Par ordonnance en date du 13 juin 2024, le juge de la mise en état du tribunal judiciaire de Nantes a :
- déclaré irrecevable la demande principale de M. [N] de juger que la maison qu'il occupe ne fait pas partie de la copropriété du [Adresse 2] à [Localité 5],
- condamné M. [J] [N] aux entiers dépens,
- rejeté les demandes des parties au titre de l'article 700 du code de procédure civile,
- renvoyé à l'audience de mise en état du 25 septembre 2024 pour les conclusions de maître Jean-Marc Le Masson,
- rappelé que l'exécution provisoire est de droit.
M. [J] [N] a relevé appel de cette décision le 28 juin 2024.

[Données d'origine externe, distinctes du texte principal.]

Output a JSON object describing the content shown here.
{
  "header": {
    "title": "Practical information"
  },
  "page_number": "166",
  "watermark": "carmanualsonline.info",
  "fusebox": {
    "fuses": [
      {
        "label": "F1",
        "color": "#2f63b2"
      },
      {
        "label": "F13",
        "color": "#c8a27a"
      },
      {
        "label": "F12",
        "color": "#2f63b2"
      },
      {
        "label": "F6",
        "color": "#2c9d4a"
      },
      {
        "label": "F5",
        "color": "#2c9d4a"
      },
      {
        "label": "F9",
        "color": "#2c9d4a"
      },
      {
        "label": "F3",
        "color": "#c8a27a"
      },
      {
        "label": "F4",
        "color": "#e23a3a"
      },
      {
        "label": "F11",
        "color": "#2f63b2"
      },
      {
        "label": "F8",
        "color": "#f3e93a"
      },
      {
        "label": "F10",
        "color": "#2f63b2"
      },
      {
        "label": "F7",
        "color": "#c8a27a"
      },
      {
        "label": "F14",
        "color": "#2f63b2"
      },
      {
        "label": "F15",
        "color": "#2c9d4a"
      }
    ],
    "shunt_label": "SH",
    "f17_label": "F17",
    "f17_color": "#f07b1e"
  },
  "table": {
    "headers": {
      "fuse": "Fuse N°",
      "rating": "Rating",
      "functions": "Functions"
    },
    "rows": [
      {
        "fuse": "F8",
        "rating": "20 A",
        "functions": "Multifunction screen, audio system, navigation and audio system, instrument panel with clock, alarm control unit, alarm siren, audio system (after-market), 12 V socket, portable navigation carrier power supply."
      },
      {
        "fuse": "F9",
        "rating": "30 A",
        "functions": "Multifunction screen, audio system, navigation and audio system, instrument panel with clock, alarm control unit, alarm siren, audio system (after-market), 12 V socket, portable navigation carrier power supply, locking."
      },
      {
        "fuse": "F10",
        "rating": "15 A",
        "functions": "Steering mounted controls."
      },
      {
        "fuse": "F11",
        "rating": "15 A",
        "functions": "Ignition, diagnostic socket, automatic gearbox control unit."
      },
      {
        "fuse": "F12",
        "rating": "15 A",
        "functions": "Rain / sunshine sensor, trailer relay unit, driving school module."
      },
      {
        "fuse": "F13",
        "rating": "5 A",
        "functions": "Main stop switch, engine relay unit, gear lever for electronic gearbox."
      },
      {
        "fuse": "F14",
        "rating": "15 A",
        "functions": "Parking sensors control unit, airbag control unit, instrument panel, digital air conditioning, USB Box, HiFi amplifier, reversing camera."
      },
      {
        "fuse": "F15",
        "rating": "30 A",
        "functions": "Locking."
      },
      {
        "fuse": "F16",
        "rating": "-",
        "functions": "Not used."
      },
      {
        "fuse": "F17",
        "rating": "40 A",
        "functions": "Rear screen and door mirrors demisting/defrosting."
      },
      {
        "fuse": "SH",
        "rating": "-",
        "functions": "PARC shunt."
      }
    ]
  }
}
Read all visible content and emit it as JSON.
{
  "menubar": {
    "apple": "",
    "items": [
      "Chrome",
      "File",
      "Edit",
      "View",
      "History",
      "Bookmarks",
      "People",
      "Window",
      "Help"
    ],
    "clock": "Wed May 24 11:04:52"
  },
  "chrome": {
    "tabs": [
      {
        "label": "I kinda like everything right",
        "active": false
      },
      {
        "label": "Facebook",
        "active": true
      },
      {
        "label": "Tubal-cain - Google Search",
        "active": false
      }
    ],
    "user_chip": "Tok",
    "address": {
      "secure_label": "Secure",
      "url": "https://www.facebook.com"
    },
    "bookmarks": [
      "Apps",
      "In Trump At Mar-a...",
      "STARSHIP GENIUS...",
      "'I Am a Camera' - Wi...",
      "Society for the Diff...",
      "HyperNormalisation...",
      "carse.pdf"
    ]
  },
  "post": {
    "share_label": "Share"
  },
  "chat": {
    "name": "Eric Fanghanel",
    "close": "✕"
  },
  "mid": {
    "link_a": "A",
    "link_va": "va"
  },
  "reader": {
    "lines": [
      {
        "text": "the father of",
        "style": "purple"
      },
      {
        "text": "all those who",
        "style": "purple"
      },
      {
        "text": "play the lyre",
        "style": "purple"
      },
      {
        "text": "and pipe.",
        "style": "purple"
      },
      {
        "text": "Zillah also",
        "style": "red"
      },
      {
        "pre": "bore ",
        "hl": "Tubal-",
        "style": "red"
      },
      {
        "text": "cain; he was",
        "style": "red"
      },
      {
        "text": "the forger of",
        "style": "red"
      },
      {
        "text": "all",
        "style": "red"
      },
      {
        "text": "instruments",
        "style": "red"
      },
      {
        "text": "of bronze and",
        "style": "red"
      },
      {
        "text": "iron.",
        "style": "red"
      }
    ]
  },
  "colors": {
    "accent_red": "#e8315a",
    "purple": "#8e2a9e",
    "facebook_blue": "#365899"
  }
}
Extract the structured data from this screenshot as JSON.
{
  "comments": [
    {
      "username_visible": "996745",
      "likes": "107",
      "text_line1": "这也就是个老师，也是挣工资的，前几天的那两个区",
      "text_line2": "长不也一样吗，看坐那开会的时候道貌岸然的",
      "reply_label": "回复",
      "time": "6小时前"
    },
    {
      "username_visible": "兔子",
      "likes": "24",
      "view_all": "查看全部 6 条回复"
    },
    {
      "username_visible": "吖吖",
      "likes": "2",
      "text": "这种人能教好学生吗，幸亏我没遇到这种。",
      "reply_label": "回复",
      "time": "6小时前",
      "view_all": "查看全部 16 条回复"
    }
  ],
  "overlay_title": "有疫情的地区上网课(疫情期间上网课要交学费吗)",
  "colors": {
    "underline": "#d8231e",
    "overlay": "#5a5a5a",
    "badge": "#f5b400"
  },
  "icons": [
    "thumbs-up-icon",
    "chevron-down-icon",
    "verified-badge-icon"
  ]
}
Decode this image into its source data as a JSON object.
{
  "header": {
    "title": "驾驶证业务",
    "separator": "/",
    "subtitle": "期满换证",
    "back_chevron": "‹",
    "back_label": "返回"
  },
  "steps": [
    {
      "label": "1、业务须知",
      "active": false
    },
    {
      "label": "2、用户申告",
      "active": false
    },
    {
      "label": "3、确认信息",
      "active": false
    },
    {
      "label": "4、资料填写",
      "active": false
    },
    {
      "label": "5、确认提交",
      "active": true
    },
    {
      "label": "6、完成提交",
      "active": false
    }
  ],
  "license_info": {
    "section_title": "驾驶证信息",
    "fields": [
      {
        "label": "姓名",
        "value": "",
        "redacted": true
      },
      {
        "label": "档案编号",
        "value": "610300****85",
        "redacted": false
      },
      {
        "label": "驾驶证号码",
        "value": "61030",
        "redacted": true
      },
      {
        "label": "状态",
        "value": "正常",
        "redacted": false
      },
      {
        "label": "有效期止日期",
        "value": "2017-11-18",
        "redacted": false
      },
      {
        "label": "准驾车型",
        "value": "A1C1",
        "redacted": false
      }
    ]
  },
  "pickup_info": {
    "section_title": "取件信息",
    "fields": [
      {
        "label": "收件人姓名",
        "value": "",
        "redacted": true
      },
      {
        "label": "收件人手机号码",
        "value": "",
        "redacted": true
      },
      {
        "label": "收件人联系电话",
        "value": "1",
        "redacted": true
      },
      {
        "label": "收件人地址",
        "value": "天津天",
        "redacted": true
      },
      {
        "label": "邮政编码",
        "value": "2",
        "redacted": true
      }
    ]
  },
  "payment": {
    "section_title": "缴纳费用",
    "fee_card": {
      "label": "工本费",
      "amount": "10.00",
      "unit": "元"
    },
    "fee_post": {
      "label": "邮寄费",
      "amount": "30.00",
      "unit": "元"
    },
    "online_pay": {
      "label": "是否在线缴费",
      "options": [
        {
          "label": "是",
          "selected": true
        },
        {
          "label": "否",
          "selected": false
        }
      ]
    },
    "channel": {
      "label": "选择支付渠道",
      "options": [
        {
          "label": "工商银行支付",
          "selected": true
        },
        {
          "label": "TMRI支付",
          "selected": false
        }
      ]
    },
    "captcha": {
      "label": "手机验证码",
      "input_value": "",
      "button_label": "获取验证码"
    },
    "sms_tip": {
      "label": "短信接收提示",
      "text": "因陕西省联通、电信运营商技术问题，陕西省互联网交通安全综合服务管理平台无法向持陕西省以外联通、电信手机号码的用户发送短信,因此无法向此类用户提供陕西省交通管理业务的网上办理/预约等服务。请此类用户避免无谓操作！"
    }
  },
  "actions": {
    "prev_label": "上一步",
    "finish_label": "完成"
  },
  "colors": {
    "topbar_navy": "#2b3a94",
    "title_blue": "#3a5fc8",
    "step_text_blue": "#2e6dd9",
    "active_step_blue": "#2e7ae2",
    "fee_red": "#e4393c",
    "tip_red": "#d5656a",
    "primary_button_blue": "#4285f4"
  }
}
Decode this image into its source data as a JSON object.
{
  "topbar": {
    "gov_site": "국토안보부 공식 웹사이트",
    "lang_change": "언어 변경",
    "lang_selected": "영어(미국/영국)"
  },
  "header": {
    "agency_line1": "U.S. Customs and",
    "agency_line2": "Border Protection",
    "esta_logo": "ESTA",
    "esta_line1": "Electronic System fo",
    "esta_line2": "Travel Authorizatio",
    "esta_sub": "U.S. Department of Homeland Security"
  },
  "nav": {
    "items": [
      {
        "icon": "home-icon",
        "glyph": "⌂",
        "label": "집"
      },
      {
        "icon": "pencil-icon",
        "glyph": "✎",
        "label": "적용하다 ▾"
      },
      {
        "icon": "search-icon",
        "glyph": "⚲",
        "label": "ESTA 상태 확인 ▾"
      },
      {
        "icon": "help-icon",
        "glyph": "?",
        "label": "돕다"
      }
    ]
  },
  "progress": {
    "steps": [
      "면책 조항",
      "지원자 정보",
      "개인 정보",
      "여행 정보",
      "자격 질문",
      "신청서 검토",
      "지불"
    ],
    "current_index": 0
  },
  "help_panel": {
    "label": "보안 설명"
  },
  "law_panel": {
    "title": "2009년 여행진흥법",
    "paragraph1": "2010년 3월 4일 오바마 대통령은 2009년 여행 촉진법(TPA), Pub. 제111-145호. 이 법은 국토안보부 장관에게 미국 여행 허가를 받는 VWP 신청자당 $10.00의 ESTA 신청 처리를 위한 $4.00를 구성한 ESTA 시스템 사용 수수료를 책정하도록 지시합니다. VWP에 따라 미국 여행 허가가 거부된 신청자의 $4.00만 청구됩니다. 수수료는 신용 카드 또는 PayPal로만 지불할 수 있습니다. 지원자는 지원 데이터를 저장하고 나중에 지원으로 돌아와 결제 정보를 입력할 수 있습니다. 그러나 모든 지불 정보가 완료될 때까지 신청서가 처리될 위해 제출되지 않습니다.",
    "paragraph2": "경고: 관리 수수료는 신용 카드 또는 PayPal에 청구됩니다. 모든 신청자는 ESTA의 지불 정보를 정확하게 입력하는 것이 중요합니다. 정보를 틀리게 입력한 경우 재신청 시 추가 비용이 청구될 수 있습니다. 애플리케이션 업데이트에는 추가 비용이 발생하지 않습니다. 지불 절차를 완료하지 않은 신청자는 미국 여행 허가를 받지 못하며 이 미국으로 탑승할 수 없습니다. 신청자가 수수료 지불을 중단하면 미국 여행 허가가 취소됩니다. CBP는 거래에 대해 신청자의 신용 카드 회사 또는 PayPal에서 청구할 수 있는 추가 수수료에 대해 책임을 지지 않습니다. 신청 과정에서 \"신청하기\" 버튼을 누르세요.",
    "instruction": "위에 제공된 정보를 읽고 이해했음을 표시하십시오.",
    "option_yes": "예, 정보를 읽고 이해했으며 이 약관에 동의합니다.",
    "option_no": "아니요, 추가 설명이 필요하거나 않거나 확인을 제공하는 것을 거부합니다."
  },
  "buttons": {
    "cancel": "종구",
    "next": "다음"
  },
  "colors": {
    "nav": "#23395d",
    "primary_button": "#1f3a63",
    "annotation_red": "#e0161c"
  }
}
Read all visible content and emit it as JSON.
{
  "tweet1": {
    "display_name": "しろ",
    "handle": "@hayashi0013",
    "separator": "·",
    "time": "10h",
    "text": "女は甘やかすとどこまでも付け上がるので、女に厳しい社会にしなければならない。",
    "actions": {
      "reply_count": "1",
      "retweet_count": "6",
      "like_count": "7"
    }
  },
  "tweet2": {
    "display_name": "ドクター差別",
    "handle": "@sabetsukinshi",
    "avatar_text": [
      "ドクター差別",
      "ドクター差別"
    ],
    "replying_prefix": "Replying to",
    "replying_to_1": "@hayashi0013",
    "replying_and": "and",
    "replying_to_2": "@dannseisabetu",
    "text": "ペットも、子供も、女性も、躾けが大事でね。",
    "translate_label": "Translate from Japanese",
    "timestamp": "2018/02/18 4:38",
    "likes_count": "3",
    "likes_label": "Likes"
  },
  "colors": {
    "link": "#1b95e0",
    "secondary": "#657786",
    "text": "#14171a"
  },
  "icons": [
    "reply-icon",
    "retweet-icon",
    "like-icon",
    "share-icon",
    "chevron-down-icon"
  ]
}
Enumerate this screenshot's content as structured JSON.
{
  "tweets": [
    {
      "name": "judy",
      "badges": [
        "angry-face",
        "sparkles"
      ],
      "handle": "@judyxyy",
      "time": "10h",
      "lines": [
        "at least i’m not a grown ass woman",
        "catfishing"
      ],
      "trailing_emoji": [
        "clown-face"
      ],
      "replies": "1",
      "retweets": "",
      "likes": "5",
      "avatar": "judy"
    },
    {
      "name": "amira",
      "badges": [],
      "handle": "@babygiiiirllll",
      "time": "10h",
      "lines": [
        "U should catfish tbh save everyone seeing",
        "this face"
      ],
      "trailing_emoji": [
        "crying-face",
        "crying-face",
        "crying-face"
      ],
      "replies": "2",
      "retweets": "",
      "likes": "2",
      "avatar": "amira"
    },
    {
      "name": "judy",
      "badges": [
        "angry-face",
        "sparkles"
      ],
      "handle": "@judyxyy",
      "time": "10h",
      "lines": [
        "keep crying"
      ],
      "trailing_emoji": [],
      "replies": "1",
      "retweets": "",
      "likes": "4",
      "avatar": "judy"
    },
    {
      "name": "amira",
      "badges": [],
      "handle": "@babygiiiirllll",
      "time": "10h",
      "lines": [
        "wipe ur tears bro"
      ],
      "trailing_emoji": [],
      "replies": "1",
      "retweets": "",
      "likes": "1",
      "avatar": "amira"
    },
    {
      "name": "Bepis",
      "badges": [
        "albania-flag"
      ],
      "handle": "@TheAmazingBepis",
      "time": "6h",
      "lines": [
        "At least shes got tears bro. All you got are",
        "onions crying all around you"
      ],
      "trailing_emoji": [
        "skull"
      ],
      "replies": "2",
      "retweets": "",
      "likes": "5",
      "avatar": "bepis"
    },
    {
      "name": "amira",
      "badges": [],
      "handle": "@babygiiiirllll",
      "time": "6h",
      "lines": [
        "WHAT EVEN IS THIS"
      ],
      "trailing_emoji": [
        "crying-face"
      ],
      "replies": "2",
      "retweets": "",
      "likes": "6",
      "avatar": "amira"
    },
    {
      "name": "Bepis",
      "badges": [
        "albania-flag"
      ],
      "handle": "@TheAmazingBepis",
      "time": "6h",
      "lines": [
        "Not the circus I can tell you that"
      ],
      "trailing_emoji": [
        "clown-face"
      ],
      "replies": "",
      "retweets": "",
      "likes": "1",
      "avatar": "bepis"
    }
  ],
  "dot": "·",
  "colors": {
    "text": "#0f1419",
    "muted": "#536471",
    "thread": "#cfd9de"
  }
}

L'avis de fixation à bref délai du 10 juillet 2024 a fixé la clôture et l'examen de l'affaire au 17 décembre 2024 conformément aux articles 904-1 et 905 du code de procédure civile.
PRÉTENTIONS DES PARTIES
Dans ses dernières conclusions du 14 novembre 2024, M. [J] [N] demande à la cour :
- d'infirmer l'ordonnance et, statuant à nouveau :
- de débouter le syndicat des copropriétaires de l'ensemble de ses demandes,
- de juger recevables ses demandes,
- de condamner l'intimé au paiement de la somme de 1 500 euros en application de l'article 700 du code de procédure civile et des entiers dépens du présent incident.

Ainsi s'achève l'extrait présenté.